We had great weather for the ride, and we left the city for the undulating Somerset countryside through to Bath and beyond. As usual, I was soon in the back group, but it was nice getting to the first control, at a steam railway station whilst it was still warm and there were other riders around.
The route levelled out as the quiet roads running parallel to the M4 unfolded and I rode in the twilight towards Maidenhead and then outer London. The lack of traffic as riding into the night made this ride a total pleasure until we got to Slough. Due to the lateness of the hour, the route just followed the main commuter routes through the town, but every few hundred yards there were sets of major traffic lights…..that sat at red in every direction…..and only changed when cars approached – not very many of them around midnight. I pride myself on not being one of those cyclists that run red lights, but I felt like I might have to sit there until morning – so I ended up jumping a few.
Eventually I got to Paddington Station – on target and was met by Mr Gruber (I think), complete with Marmalade sandwiches under his hat, and coffee & snacks. Just what I needed in the early hours. After a quick photo opportunity with Paddington briefly reunited with his best friend, we turned round and headed back towards the start.

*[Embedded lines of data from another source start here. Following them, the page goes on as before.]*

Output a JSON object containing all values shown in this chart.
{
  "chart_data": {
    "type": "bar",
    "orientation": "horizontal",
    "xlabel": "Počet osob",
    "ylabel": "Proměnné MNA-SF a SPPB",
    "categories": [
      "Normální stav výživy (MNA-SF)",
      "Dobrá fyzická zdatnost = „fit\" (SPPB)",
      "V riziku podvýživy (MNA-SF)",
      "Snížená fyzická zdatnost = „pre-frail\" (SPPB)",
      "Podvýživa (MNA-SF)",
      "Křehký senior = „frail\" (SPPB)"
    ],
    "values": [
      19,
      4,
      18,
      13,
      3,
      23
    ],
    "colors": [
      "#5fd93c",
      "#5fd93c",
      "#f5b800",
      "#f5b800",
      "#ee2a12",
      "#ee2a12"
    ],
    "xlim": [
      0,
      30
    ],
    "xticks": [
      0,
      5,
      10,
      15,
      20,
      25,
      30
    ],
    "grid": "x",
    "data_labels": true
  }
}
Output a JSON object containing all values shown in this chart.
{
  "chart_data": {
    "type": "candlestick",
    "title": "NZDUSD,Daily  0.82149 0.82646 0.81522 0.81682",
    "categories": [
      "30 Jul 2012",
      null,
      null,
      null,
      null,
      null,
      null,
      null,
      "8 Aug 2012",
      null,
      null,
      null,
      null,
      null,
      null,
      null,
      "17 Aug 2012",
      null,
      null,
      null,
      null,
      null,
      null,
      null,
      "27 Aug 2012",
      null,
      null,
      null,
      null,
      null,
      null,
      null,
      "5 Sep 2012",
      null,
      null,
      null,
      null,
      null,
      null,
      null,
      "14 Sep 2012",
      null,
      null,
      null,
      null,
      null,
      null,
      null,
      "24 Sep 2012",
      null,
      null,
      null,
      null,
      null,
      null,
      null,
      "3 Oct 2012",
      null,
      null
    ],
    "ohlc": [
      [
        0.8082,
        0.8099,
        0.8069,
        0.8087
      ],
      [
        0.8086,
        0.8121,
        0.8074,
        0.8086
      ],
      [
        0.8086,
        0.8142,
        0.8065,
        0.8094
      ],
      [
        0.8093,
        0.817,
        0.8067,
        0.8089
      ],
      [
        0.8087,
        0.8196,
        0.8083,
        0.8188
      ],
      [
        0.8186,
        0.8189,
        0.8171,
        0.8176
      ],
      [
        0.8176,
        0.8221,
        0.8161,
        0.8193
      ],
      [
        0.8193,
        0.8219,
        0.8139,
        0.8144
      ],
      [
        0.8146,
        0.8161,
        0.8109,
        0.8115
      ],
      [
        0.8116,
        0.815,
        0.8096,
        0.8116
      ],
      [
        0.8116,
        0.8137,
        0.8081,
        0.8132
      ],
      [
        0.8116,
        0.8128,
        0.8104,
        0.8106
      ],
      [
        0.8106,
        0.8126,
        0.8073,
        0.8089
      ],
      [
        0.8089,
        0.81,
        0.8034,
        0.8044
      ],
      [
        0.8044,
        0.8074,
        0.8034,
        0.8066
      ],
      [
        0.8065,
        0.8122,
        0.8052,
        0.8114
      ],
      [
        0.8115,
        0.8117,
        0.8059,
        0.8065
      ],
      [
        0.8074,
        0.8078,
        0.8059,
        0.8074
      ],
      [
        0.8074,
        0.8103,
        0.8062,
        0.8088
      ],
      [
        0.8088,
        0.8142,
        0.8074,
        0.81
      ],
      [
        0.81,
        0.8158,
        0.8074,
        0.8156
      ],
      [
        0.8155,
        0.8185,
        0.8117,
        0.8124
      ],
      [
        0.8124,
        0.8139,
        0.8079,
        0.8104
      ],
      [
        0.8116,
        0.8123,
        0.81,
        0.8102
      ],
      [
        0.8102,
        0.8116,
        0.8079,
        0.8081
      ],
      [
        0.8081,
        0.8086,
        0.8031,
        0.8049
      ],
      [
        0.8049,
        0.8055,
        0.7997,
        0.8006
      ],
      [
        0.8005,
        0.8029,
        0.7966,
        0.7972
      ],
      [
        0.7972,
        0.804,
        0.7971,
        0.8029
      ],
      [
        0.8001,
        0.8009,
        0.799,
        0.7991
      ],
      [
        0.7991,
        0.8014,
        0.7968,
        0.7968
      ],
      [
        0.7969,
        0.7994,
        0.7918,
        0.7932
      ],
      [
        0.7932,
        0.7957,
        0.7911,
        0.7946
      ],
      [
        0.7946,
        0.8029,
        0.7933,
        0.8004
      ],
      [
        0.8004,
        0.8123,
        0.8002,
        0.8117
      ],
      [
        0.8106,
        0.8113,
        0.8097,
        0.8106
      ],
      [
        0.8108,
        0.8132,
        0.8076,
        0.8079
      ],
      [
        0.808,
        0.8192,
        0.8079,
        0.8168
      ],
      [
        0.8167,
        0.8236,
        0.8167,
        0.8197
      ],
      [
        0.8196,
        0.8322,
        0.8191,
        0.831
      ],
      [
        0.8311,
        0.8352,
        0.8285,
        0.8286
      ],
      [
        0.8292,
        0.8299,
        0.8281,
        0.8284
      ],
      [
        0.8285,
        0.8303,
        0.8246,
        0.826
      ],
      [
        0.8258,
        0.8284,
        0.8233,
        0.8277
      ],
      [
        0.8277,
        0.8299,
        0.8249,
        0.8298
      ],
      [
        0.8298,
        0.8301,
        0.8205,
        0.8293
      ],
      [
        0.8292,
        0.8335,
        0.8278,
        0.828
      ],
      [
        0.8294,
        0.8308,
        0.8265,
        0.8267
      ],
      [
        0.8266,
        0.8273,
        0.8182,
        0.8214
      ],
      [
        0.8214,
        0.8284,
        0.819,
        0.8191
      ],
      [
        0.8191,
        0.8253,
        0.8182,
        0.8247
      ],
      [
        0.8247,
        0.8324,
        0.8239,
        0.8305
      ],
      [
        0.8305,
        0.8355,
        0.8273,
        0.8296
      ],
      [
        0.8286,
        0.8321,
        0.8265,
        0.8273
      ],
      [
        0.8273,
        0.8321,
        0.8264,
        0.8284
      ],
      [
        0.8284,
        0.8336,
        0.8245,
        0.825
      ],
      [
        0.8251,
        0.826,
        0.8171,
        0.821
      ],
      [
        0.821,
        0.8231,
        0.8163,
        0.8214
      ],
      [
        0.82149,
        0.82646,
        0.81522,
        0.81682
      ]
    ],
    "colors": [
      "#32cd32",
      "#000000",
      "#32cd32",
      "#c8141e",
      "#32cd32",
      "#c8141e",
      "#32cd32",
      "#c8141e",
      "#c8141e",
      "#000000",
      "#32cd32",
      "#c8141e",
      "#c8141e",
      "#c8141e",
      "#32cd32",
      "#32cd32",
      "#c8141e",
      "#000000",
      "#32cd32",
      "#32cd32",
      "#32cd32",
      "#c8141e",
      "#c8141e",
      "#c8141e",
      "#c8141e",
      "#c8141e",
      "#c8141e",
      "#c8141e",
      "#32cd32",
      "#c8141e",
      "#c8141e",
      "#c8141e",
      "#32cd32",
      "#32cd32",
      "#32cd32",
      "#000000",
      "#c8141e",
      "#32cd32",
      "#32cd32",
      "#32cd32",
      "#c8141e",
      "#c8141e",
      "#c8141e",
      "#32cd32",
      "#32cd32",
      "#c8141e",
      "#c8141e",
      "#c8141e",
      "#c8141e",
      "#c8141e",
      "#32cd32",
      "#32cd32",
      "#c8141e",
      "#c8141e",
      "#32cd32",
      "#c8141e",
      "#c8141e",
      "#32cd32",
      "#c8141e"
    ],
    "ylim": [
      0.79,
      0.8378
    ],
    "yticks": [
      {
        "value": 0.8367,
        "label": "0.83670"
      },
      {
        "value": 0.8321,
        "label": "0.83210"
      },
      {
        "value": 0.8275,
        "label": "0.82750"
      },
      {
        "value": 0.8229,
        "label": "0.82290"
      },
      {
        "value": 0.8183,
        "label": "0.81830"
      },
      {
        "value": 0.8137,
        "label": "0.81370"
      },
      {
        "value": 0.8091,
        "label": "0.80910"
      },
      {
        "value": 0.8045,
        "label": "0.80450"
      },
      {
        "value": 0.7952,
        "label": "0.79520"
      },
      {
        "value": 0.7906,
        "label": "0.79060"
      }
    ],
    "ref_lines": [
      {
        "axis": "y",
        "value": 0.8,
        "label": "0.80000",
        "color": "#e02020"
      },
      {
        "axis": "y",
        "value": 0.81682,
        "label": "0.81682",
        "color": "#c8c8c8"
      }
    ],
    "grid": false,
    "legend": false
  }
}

The London streets, whilst devoid of much traffic, were not quiet. The city never sleeps, but it was an easy enough ride out towards Heathrow Airport, just in time for the dawn planes starting their trips again for the day to far flung corners of the globe.
I was beginning to feel quite tired, so grabbed a quick coffee at a 24hr McDonalds, and headed towards Reading for the next official control.
Thinking I was the Lantern Rouge (ie last) , I sat and ate my breakfast and started to see others turn up. Most had gained a few hours sleep in a travel lodge, and were now in catch up mode. I am still not fast enough to plan hotel stops yet, but generally find on a 400k I can get away with just a power nap or two.
After dodging thousands of children on the start of a family fun run, I was soon on my way again, and really enjoying the morning riding. The route largely runs parallel to the south of the M4, and is a beautiful and quiet meander on country lanes back towards Somerset. With alternative routes an option, I chose to take the Greenham common (off road) route, which slowed me down a bit, but was really pretty. It was full of horses, families and dog walkers, out enjoying the warm morning sunshine.
As the route headed further westwards through Wiltshire, the rolling landscape returned, but mixed in with pretty thatched villages this was a very pleasant way to spend the day.
Eventually as I got closer to Bath with a few hours to spare, I decided that I wouldn’t take the shorter main road route that I had originally planned, but instead, search out the Bath tunnels and follow the Bath-Bristol cycleway back to the start. It’s a much longer route, but traffic free and very easy riding. Yes, for much of it you are dodging children, joggers, dog walkers etc, but it’s worth it. If you haven’t ridden through the Bath tunnels, it’s worth searching them out if you are in the area. Between the two tunnels you travel approx 1.5 km, under a massive hill. The temperature is always cool, which can be a temporary relief on a hot day.
I returned to the Arrivee with around 30 mins to spare. I was last, but I didn’t care. For the first time ever I had been able to make a choice to go a different and more scenic way as I had plenty of time in hand. I was happy in the knowledge that I was getting stronger, faster and PBP qualification was in my reach.
This left me full of confidence for the 600k that lay ahead in 3 weeks time……but you’ll have to wait to hear about that one.